As for virtual care from humans, it is not entirely clear that virtual visits do replace in-person ones, nor are most physicians involved in providing them, but the promise remains.  Kaiser Permanente, which has also long been an advocate of using A.I., claims over half of all visits are virtual.  Many, perhaps most, large health plans/employer health plans give their members the choice of virtual visits.   

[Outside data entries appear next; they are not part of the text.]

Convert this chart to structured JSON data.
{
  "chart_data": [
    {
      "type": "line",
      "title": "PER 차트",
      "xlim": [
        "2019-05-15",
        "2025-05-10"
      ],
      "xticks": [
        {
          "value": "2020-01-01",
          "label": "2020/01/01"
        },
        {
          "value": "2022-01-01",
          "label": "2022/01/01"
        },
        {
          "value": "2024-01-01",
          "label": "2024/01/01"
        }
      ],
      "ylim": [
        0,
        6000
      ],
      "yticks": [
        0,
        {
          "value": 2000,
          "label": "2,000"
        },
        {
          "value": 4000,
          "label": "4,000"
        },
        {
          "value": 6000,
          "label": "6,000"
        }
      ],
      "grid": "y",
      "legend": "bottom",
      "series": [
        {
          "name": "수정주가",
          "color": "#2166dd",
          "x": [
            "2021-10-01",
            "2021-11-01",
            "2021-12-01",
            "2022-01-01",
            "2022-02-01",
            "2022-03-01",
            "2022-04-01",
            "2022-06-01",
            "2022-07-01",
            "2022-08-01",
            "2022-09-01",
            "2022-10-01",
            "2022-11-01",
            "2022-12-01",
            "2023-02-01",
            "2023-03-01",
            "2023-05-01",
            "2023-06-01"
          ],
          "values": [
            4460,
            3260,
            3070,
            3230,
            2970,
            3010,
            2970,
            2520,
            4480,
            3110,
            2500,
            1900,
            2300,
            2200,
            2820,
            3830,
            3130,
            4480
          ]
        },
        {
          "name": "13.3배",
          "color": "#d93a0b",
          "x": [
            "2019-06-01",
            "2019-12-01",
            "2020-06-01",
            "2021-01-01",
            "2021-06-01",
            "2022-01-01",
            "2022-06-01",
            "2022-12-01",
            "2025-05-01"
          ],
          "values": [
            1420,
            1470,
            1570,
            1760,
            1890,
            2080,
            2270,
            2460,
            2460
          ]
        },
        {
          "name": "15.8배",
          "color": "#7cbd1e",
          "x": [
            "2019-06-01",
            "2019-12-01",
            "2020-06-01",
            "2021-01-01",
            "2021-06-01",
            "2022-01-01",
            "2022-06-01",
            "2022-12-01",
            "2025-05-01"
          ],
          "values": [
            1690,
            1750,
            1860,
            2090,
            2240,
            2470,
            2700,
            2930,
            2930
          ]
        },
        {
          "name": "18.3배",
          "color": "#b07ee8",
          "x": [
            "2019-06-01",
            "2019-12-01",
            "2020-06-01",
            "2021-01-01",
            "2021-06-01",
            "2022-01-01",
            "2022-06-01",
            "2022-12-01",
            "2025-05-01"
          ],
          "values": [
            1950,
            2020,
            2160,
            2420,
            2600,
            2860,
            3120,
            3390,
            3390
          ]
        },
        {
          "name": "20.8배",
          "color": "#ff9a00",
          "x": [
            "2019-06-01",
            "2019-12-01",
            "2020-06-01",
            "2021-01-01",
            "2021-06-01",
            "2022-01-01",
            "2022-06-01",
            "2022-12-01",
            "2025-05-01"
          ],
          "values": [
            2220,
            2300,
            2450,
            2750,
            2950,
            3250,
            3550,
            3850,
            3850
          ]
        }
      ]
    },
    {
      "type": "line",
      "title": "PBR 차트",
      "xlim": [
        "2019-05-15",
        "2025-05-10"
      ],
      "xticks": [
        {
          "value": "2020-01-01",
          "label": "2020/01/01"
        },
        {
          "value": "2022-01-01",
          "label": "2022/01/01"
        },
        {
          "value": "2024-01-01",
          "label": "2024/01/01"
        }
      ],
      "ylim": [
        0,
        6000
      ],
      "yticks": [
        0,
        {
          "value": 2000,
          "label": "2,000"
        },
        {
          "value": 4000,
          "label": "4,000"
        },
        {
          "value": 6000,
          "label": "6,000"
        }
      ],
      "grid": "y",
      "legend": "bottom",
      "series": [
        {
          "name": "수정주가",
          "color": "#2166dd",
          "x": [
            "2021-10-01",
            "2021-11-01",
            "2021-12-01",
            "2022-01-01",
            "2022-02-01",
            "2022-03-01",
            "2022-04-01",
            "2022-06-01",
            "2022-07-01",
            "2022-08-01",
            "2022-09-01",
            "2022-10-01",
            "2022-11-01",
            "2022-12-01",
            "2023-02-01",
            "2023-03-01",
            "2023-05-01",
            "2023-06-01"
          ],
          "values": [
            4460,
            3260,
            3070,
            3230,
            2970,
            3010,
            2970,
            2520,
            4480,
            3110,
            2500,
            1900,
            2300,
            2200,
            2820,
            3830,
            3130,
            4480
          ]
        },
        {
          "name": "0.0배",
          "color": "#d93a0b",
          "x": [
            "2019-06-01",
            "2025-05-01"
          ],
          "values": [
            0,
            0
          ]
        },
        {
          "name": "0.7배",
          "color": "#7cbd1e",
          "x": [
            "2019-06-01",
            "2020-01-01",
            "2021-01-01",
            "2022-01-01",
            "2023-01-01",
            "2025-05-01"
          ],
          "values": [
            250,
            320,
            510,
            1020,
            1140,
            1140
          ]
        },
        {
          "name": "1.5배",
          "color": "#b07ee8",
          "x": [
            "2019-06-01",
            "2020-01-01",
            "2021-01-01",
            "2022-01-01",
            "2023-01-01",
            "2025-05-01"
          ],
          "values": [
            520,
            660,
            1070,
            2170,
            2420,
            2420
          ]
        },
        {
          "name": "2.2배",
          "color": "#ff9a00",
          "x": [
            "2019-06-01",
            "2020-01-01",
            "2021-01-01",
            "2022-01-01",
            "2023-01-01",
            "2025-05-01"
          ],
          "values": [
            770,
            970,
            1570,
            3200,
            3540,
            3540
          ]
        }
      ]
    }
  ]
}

Rock Health's 2018 Digital Health Consumer Adoption survey found continuing increases in the percentage of consumers using such services: 75% have used at least one telemedicine channel.    
If we think about it, it is crazy that when we have a health problem, the thing we are expected to do is to call our doctor for an appointment, then drive there (or to the ER/urgent care) to find out what is wrong.  This is why we end up sharing our germs with a room full of other sick people, waiting for our turn to be seen, and worrying the whole about what might be wrong and is going to happen to us (not to mention how much it will cost). 

There are too many unnecessary visits, resulting in too many unnecessary tests/procedures.  Everyone agrees on the problem, but few healthcare professionals think they are the problem.  They're just as happy to have those in-person visits, regardless of the time and money they cost their patients.  That is not putting the patient first, and that is not patient-centered care.

In most cases, the first step should be an AI-based triage to determine what is most likely to be wrong, if I need to communicate with a human physician immediately/virtually, or if I need to seek in-person care -- and, if so, from whom/where, taking into account any health plan network restrictions. 

The U.K's National Health Service reportedly pays Babylon Health about $80 per patient annually, which would equate to around $26b.  That sounds like a big number, but it's probably more like a CHIP-sized bargain.  It's much cheaper than Medicare-for-All or the ACA premium subsidies.  The cost could most likely be reduced by economies of scale, tougher competitive bidding, and, most substantially, passing off costs by requiring health plans to cover it. 

Such coverage would also let the U.S. set the standard in "licensing" AI for healthcare and end the crazy-quilt licensing of human telemedicine physicians we have now.  Both would be boons for the U.S. healthcare system. 

We're already (finally) getting more worried about China's efforts in A.I. -- as demonstrated by President Trump's recent A.I. order -- and this initiative would help us keep pace with their A.I. healthcare efforts.

Giving everyone access to a virtual physician is a good thing to do.  It's the right thing to do.  And it's not only something we can afford to do; it's something we can't afford not to do.